Madrid se despertó con un manto blanco. Copos gruesos de nieve se estrellaban en las calles vacías.
Antúnez, sentado en su escritorio, miraba absorto la silueta de humedad en la pared de su oficina. Buscaba datos, ideas. Habían transcurrido diez meses y cuatro días desde el comienzo de la investigación. Un asesino en serie. Veinticuatro horas, siete días a la semana durante más de diez meses y ninguna pista sólida hasta el momento.
El timbre de su teléfono lo sobresaltó. Era el detective Brasero. Habían hallado un nuevo cuerpo en la calle Alcalá. Un radio de apenas un kilómetro y cinco asesinatos. Antúnez cogió el abrigo y, ya en la puerta, volvió a tantear la mesa en busca de las llaves.
Una ambulancia del Samur, un coche patrulla y el cuerpo bajo una manta metálica de color dorado imitaban estampa navideña de luces y destellos dorados. Se acercó al fiambre. Era un varón, otro varón. De una edad aproximada a la suya. Así eran también los anteriores. No se extrañó del tajazo en el cuello ni del escapulario de los Legionarios del Sol en la frente. Buscó en su ropa la nota. Estaba, como las otras, en el bolsillo de los vaqueros: “Ya queda menos, Antúnez. Tú serás el siguiente”. Levantó los ojos a los de su compañero, que lo observaba desde arriba. Extendió el brazo y se la mostró. El detective dio la orden a la patrulla. Era el protocolo de costumbre inspeccionar el área en busca de cualquier pista que pudiera llevarlo al asesino. Se encontraron huellas de zapatos en la nieve que parecían de un cuarenta y cinco, como las suyas. Espaciadas y profundas, como de huida presurosa y corriendo a zancadas, se perdían donde empezaban las que había dejado un coche patinando en la nieve en su huida.
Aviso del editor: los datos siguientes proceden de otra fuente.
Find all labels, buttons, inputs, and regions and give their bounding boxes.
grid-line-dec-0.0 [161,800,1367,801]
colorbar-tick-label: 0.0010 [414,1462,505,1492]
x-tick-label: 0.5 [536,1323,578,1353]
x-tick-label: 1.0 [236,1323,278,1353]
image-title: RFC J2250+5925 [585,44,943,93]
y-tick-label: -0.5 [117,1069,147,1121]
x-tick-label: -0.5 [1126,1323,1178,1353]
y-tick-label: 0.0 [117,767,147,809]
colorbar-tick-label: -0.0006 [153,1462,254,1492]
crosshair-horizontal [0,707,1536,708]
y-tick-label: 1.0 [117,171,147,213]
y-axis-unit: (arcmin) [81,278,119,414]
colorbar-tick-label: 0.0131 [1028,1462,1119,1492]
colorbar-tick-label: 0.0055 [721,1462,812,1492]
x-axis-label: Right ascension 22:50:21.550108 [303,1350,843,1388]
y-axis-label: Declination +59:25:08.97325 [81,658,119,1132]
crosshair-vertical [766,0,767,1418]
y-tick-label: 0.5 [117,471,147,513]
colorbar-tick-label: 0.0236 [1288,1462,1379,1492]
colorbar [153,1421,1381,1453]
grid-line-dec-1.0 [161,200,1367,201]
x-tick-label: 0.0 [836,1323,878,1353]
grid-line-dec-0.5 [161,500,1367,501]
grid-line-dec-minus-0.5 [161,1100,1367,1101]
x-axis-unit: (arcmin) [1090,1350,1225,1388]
Antúnez tiró con rabia el cigarrillo que se mantenía entre sus labios con más ceniza que filtro.
***
La primavera amanecía a diario bajo un cielo azul y un aire helado. Se estremecían los deseos de los muchachos por las calles. Y él, cada día, se levantaba pensando en el asesino. Habían transcurrido dos meses de relativa calma. No podía creerlo. Cogió el abrigo y el arma reglamentaria, se caló el sombrero y bajó a tomar algo en el bar de enfrente. Decidió que se tomaría un día de descanso. Hoy no iría a la oficiona.
***
A la mañana siguiente, la señora de la limpieza llamó alarmada al intendente de la comisaría . Antúnez yacía sentado en su silla con la cabeza hacia atrás y un disparo de entrada y salida a la altura de las sienes. En la frente, como en los anteriores, tenía el escapulario.
Las cámaras de la comisaría grabaron la entrada del detective a las dos y doce minutos de la madrugada, no registraron nada más que hiciera sospechar que pudiera ser asesinado.